Ainsi, Sophia observe : « Je suis dans un cauchemar juste avant le réveil, mais je ne me réveille pas. Je suis déjà réveillée. » Ce cauchemar qui ne prend jamais fin est à la fois une image de la stase dans laquelle elle se trouve piégée, et une métaphore de la condition humaine. Elle ajoute : « Je mets mes chaussures, je prends mon sac… et je me dirige vers l’arrêt de tram. Pas un tram, pas une annonce. » L’absence de vie n’est donc pas seulement physique, elle est existentielle. Ce n’est pas la mort qui l’entoure, mais un endormissement global, mystérieux et insoutenable. Clees nous rappelle ici que la solitude, ce silence des autres, est une part constitutive de l’expérience humaine, et que s’en libérer est peut-être un défi, un combat lancé à l’être.

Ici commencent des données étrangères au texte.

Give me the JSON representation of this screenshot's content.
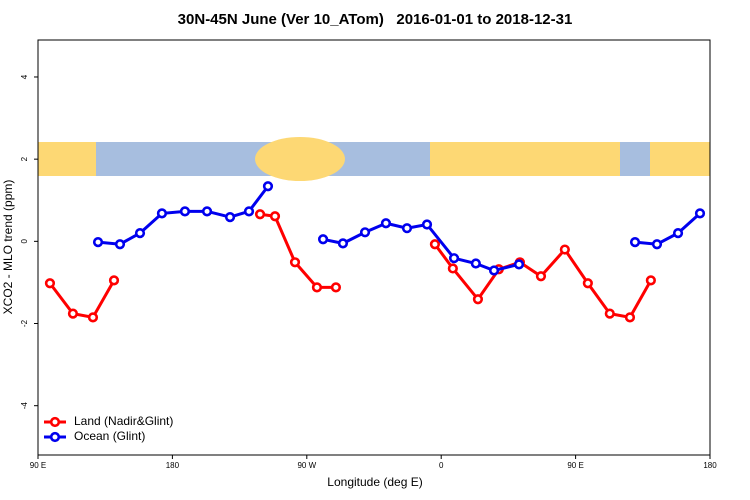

Clees nous entraîne dans une méditation sur la vulnérabilité, la fragilité de la vie, et le besoin de lui redonner du sens, même dans un monde en ruine.

La mort, ombre omniprésente

La mort, ou du moins son spectre, est omniprésente dans le texte. Elle surgit d’abord sous la forme des endormis, ces êtres à jamais figés, qui peuplent encore les rues, comme des fantômes que Sophia ne parvient pas à exorciser. Puis elle se matérialise dans l’enterrement d’Aurore, cette inconnue dont Sophia découvre le corps mutilé : dans un sentiment de culpabilité, elle décide de lui offrir une sépulture improvisée, creuse un trou et l’enterre dans un jardin : « Je la roule dans la terre. Je rebouche le trou. […] Adieu Aurore, j’aurais aimé te connaître davantage »​. Un moment tragique, presque sacré, où la mort cesse d’être un concept pour devenir une présence tangible, que l’héroïne manipule de ses propres mains.

« Puisses-tu être en paix, Aurore, où que tu sois maintenant », murmure Sophia lors de cet acte funéraire improvisé. Cet enterrement, loin d’être un simple geste de survie, devient un acte d’amour, une tentative désespérée de redonner de l’humanité à un monde qui semble en être vidé. Sophia, elle-même, se bat contre la tentation de s’abandonner. Ce moment d’enterrement devient une métaphore de son propre désir d’effacer sa présence, de s’enterrer, elle aussi, dans le silence. Mais à chaque fois, elle résiste : « Vivre, c’est faire violence. » Cette phrase résonne tout au long du roman, Sophia rappelant à elle-même que pour continuer à vivre, il faut parfois aller contre ce que la situation impose : l’abandon.

En ce sens, Clees nous entraîne dans une méditation sur la vulnérabilité, la fragilité de la vie, et le besoin de lui redonner du sens, même da...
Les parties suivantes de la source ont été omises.